Far too many of them are unable to produce a steady flow of water at useful pressure level. Instead you end up with a giant, abandoned water pipe that’s a bit swampy to walk through.
People like that are open to anything that will get the water moving. Anything to either increase their passion and drive, or to focus it into a tight stream. Again, the cure for depression seems not to be the achieving of goals, but having some that you care about.
If you have goals and the drive to achieve them, adversity is often the final ingredient for meaning. Adversity in that situation tells you that you’re doing the right thing, in the right direction.
But that same adversity applied when you have nothing to push back against it can feel like a smothering blanket.
I think if we are to have any long-lasting civilization we must learn how to imbue our youth with the memory of hardship. We must teach kids—somehow—what it’s like to struggle so that they can develop their own drive and therefore their own potential for meaning.
I don’t know how to do this. I don’t know how you imbue basic hardship and striving skills into young people when they live in society where everything is easy. I suppose the easy answer is to create an environment in which everything is not easy.
Removing social media. Making them go without other things. Constantly teaching history of previous hardships. And having them work hard for seemingly small wins.
I suppose that works, and I’ve seen that it does, but it seems very difficult. Most parents are so busy trying to make their own lives work that they don’t have the time to create this falsely-difficult sterile environment for their kids. And this is especially difficult if all their peers have lives that pierce the necessity of your false training environment.
Anyway, it’s something we have to solve.
Obviously the quality of the goals matter too.
The path to meaning is having long-term goals that you’re driven to accomplish.

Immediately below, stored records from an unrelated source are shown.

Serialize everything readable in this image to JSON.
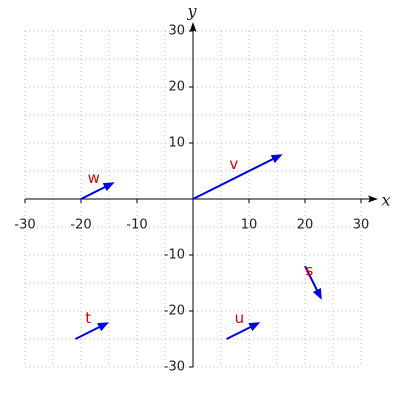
{
  "chart_data": {
    "type": "vector",
    "x_label": "x",
    "y_label": "y",
    "xlim": [
      -30,
      30
    ],
    "ylim": [
      -30,
      30
    ],
    "xticks": [
      -30,
      -20,
      -10,
      10,
      20,
      30
    ],
    "yticks": [
      -30,
      -20,
      -10,
      10,
      20,
      30
    ],
    "xgrid": [
      -30,
      -25,
      -20,
      -15,
      -10,
      -5,
      0,
      5,
      10,
      15,
      20,
      25,
      30
    ],
    "ygrid": [
      -30,
      -25,
      -20,
      -15,
      -10,
      -5,
      0,
      5,
      10,
      15,
      20,
      25,
      30
    ],
    "grid": true,
    "color": "#0000ee",
    "label_color": "#e00000",
    "vectors": [
      {
        "name": "v",
        "x": 0,
        "y": 0,
        "dx": 16,
        "dy": 8
      },
      {
        "name": "w",
        "x": -20,
        "y": 0,
        "dx": 6,
        "dy": 3
      },
      {
        "name": "s",
        "x": 20,
        "y": -12,
        "dx": 3,
        "dy": -6
      },
      {
        "name": "t",
        "x": -21,
        "y": -25,
        "dx": 6,
        "dy": 3
      },
      {
        "name": "u",
        "x": 6,
        "y": -25,
        "dx": 6,
        "dy": 3
      }
    ]
  }
}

If we don’t learn this lesson, and figure out how to imbue our children with it, we will end up repeating massive cycles like the following:
- War resulting from people forgetting what hardship looks like
- A couple of generations of great people who now appreciate life
- 2-3 generations of people increasingly taking the good life for granted
- War resulting from people forgetting what hardship looks like
Enough already. We must do better.
- It should also be noted that not all pressure and goals are equally positive or constructive. There are many immigrant groups or cultures that absolutely have the fire of ambition, and they absolutely impart that to their children, but it comes in the form of telling them they’ll be nothing if they don’t do X or Y, or attain the status of Z. This can create pressure and drive, for sure, but it’s often of a hollow type that fades for the child once they’ve attained those things. So you have a lot of people in their 30’s who have no idea what they should be doing with their lives because they’ve already accomplished what their parents told them to do. They got their degree. They got their good job. Now what? That’s why it’s better to come up with goals that focus on helping people outside yourself, and producing value for others vs. a more temporary and hollow bar of attainment for oneself.